Ce post est compilé de 7 entretiens d'une heure que j'ai fait avec des assistantes maternelles dans leur première année d'agrément, entre janvier et avril 2026. Aurélie (Bretagne), Sandra (Isère), Karine (Yvelines), Marie-Laure (Hauts-de-France), Florence (Var), Émilie (Loire), Camille (Île-de-France).
Je leur ai posé la même question : "Qu'est-ce que tu aurais aimé qu'on te dise avant de commencer ?"
J'ai compilé. Voici les 12 leçons qui revenaient le plus souvent. Aucune n'est dans les brochures officielles.
1. La PMI ne te dira pas tout
L'inspection PMI te dit ce qui est conforme. Elle ne te dit pas ce qui marche. Tu apprendras que les barrières d'escalier doivent être à norme — mais pas que les enfants de 14 mois adorent grimper et qu'il te faut aussi une barrière en haut, pas juste en bas.
L'inspection valide ton cadre légal. Elle ne valide pas ton bon sens. Ce sont deux choses différentes.
Le RAM (Relais Petite Enfance) du coin sera ton meilleur ami pour la deuxième couche : ce qui marche en pratique. Va aux ateliers. Pose des questions débiles. Personne ne se moque, sauf les ass-mat qui ont oublié qu'elles aussi ont commencé.
2. Le contrat-cadre sauve des vies (pas que les tiennes)
Le modèle Pajemploi tout seul est insuffisant. J'en ai parlé en détail dans un autre article, mais le résumé : ajoute systématiquement des clauses sur les heures complémentaires, l'indemnité d'entretien, les jours fériés, et le droit à l'image.

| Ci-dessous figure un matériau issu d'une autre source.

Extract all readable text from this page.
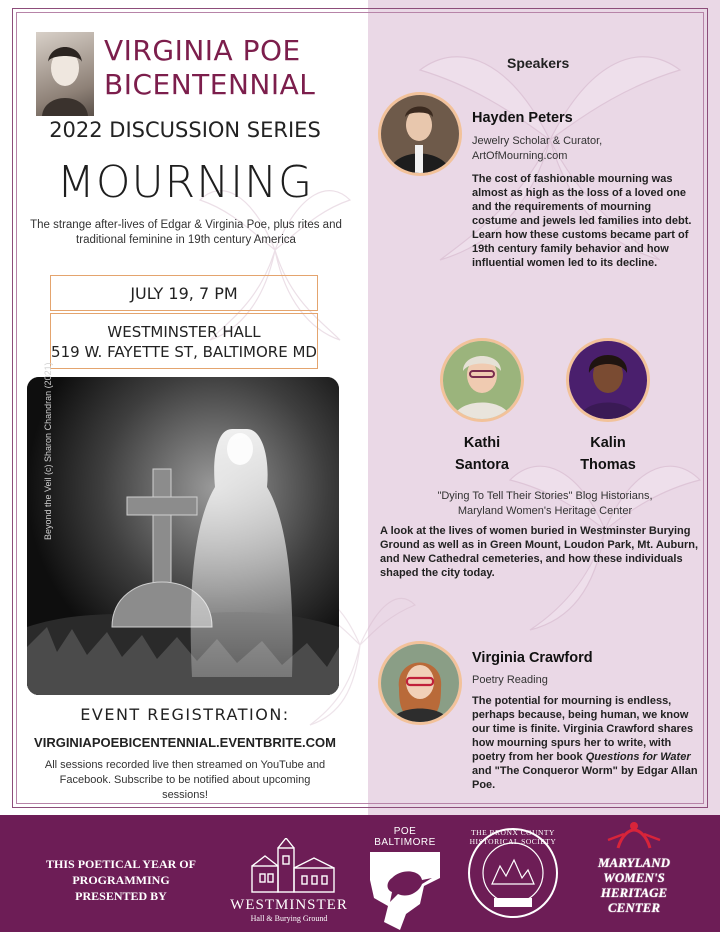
VIRGINIA POE
BICENTENNIAL
2022 DISCUSSION SERIES
MOURNING
The strange after-lives of Edgar & Virginia Poe, plus rites and traditional feminine in 19th century America
JULY 19, 7 PM
WESTMINSTER HALL
519 W. FAYETTE ST, BALTIMORE MD
Beyond the Veil (c) Sharon Chandran (2021)
EVENT REGISTRATION:
VIRGINIAPOEBICENTENNIAL.EVENTBRITE.COM
All sessions recorded live then streamed on YouTube and Facebook. Subscribe to be notified about upcoming sessions!
Speakers
Hayden Peters
Jewelry Scholar & Curator,
ArtOfMourning.com
The cost of fashionable mourning was almost as high as the loss of a loved one and the requirements of mourning costume and jewels led families into debt. Learn how these customs became part of 19th century family behavior and how influential women led to its decline.
Kathi
Santora
Kalin
Thomas
"Dying To Tell Their Stories" Blog Historians,
Maryland Women's Heritage Center
A look at the lives of women buried in Westminster Burying Ground as well as in Green Mount, Loudon Park, Mt. Auburn, and New Cathedral cemeteries, and how these individuals shaped the city today.
Virginia Crawford
Poetry Reading
The potential for mourning is endless, perhaps because, being human, we know our time is finite. Virginia Crawford shares how mourning spurs her to write, with poetry from her book Questions for Water and "The Conqueror Worm" by Edgar Allan Poe.
THIS POETICAL YEAR OF PROGRAMMING PRESENTED BY
WESTMINSTER
Hall & Burying Ground
POE BALTIMORE
THE BRONX COUNTY HISTORICAL SOCIETY
MARYLAND
WOMEN'S
HERITAGE
CENTER
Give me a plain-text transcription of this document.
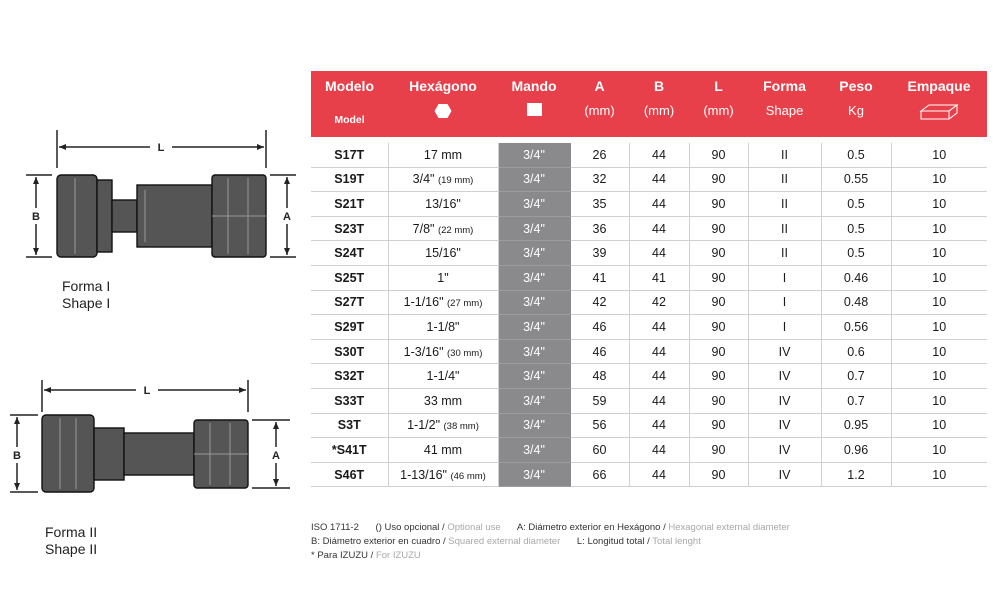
L
B	A
Forma I
Shape I
L
B	A
Forma II
Shape II
Modelo	Hexágono	Mando	A	B	L	Forma	Peso	Empaque
Model			(mm)	(mm)	(mm)	Shape	Kg	

S17T	17 mm	3/4"	26	44	90	II	0.5	10
S19T	3/4" (19 mm)	3/4"	32	44	90	II	0.55	10
S21T	13/16"	3/4"	35	44	90	II	0.5	10
S23T	7/8" (22 mm)	3/4"	36	44	90	II	0.5	10
S24T	15/16"	3/4"	39	44	90	II	0.5	10
S25T	1"	3/4"	41	41	90	I	0.46	10
S27T	1-1/16" (27 mm)	3/4"	42	42	90	I	0.48	10
S29T	1-1/8"	3/4"	46	44	90	I	0.56	10
S30T	1-3/16" (30 mm)	3/4"	46	44	90	IV	0.6	10
S32T	1-1/4"	3/4"	48	44	90	IV	0.7	10
S33T	33 mm	3/4"	59	44	90	IV	0.7	10
S3T	1-1/2" (38 mm)	3/4"	56	44	90	IV	0.95	10
*S41T	41 mm	3/4"	60	44	90	IV	0.96	10
S46T	1-13/16" (46 mm)	3/4"	66	44	90	IV	1.2	10
ISO 1711-2 () Uso opcional / Optional use A: Diámetro exterior en Hexágono / Hexagonal external diameter
B: Diámetro exterior en cuadro / Squared external diameter L: Longitud total / Total lenght
* Para IZUZU / For IZUZU
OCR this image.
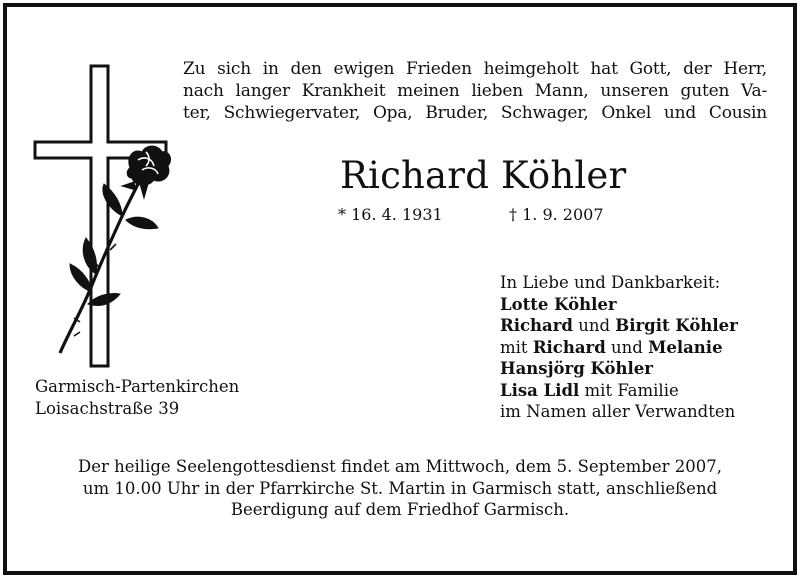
Zu sich in den ewigen Frieden heimgeholt hat Gott, der Herr,
nach langer Krankheit meinen lieben Mann, unseren guten Va-
ter, Schwiegervater, Opa, Bruder, Schwager, Onkel und Cousin
Richard Köhler
* 16. 4. 1931	† 1. 9. 2007
In Liebe und Dankbarkeit:
Lotte Köhler
Richard und Birgit Köhler
mit Richard und Melanie
Hansjörg Köhler
Lisa Lidl mit Familie
im Namen aller Verwandten
Garmisch-Partenkirchen
Loisachstraße 39
Der heilige Seelengottesdienst findet am Mittwoch, dem 5. September 2007,
um 10.00 Uhr in der Pfarrkirche St. Martin in Garmisch statt, anschließend
Beerdigung auf dem Friedhof Garmisch.
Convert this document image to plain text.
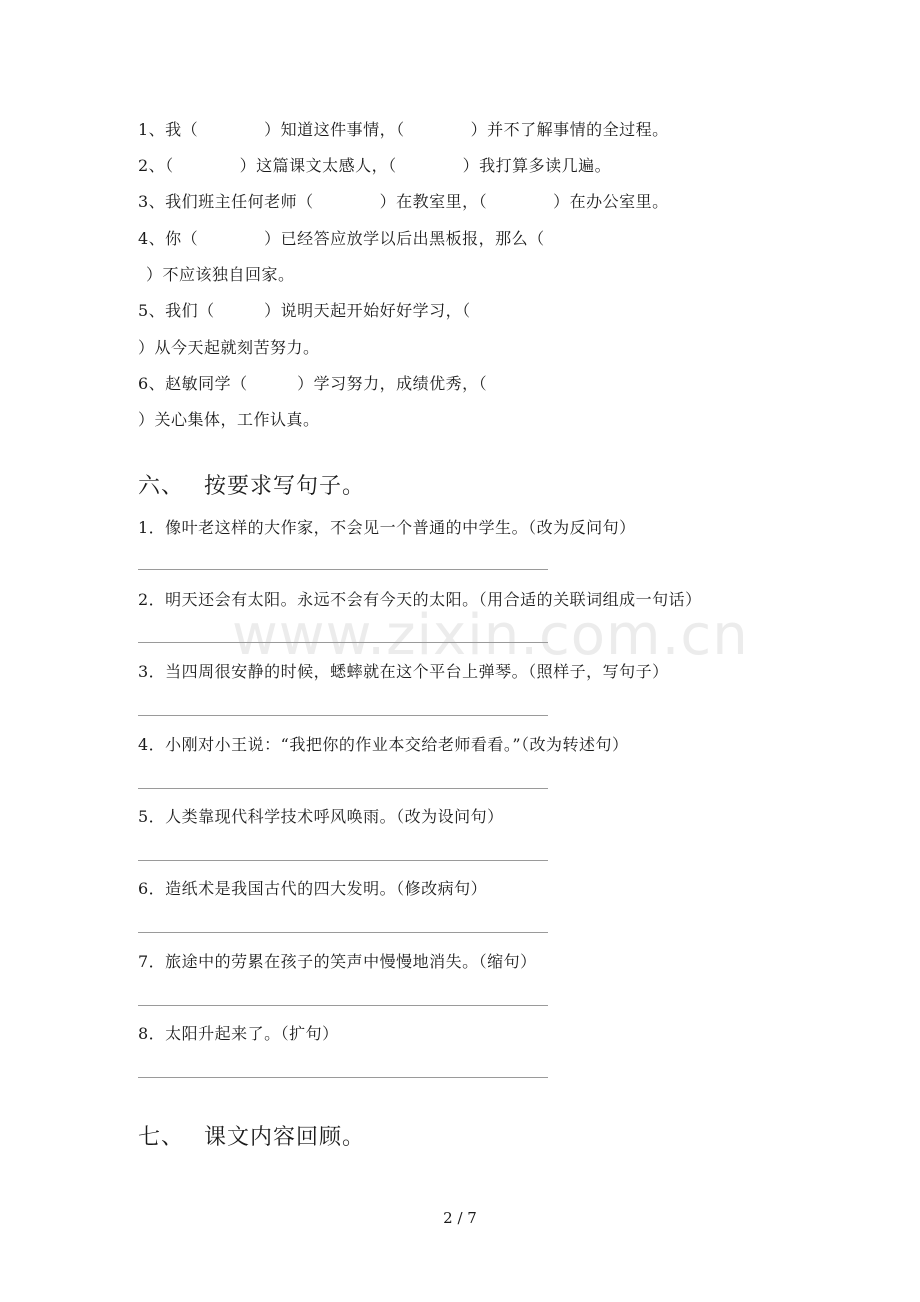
www.zixin.com.cn
1、我（　　　　）知道这件事情，（　　　　）并不了解事情的全过程。
2、（　　　　）这篇课文太感人，（　　　　）我打算多读几遍。
3、我们班主任何老师（　　　　）在教室里，（　　　　）在办公室里。
4、你（　　　　）已经答应放学以后出黑板报，那么（
）不应该独自回家。
5、我们（　　　）说明天起开始好好学习，（
）从今天起就刻苦努力。
6、赵敏同学（　　　）学习努力，成绩优秀，（
）关心集体，工作认真。
六、　 按要求写句子。
1．像叶老这样的大作家，不会见一个普通的中学生。（改为反问句）
2．明天还会有太阳。永远不会有今天的太阳。（用合适的关联词组成一句话）
3．当四周很安静的时候，蟋蟀就在这个平台上弹琴。（照样子，写句子）
4．小刚对小王说：“我把你的作业本交给老师看看。”（改为转述句）
5．人类靠现代科学技术呼风唤雨。（改为设问句）
6．造纸术是我国古代的四大发明。（修改病句）
7．旅途中的劳累在孩子的笑声中慢慢地消失。（缩句）
8．太阳升起来了。（扩句）
七、　 课文内容回顾。
2 / 7
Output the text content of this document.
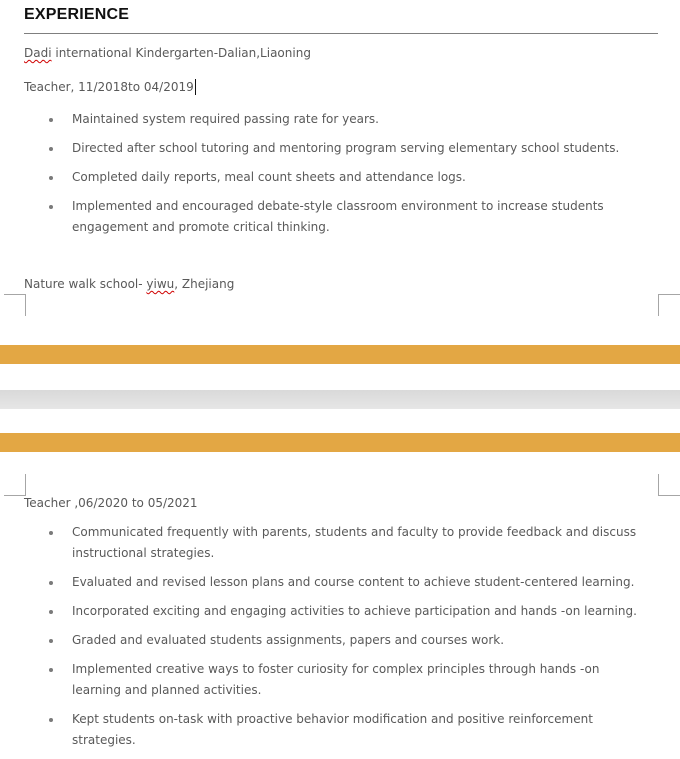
EXPERIENCE
Dadi international Kindergarten-Dalian,Liaoning
Teacher, 11/2018to 04/2019
Maintained system required passing rate for years.
Directed after school tutoring and mentoring program serving elementary school students.
Completed daily reports, meal count sheets and attendance logs.
Implemented and encouraged debate-style classroom environment to increase students engagement and promote critical thinking.
Nature walk school- yiwu, Zhejiang
Teacher ,06/2020 to 05/2021
Communicated frequently with parents, students and faculty to provide feedback and discuss instructional strategies.
Evaluated and revised lesson plans and course content to achieve student-centered learning.
Incorporated exciting and engaging activities to achieve participation and hands -on learning.
Graded and evaluated students assignments, papers and courses work.
Implemented creative ways to foster curiosity for complex principles through hands -on learning and planned activities.
Kept students on-task with proactive behavior modification and positive reinforcement strategies.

Aurélie : "Mon premier contrat j'ai signé le modèle nu. Au bout de 4 mois j'avais perdu 600€ en heures non comptées. J'aurais vu mes ongles si j'avais su."
3. Le départ du premier enfant fait toujours pleurer
Tu vas aimer cet enfant. Pas comme tes propres enfants — autrement. Tu vas connaître son rythme de sommeil mieux que ses parents. Tu vas être la première à voir sa première dent. La première à le voir marcher (parfois — souvent même).
Et un jour, à 3 ans ou à l'entrée en maternelle, il part. C'est dans le contrat. C'est normal. Ça fait quand même très mal.
Marie-Laure : "J'ai pleuré pendant trois jours quand Hugo est parti à l'école. Sa mère m'a envoyé une carte de remerciement. Je l'ai gardée. Aujourd'hui Hugo a 8 ans, ils m'envoient encore une carte chaque Noël."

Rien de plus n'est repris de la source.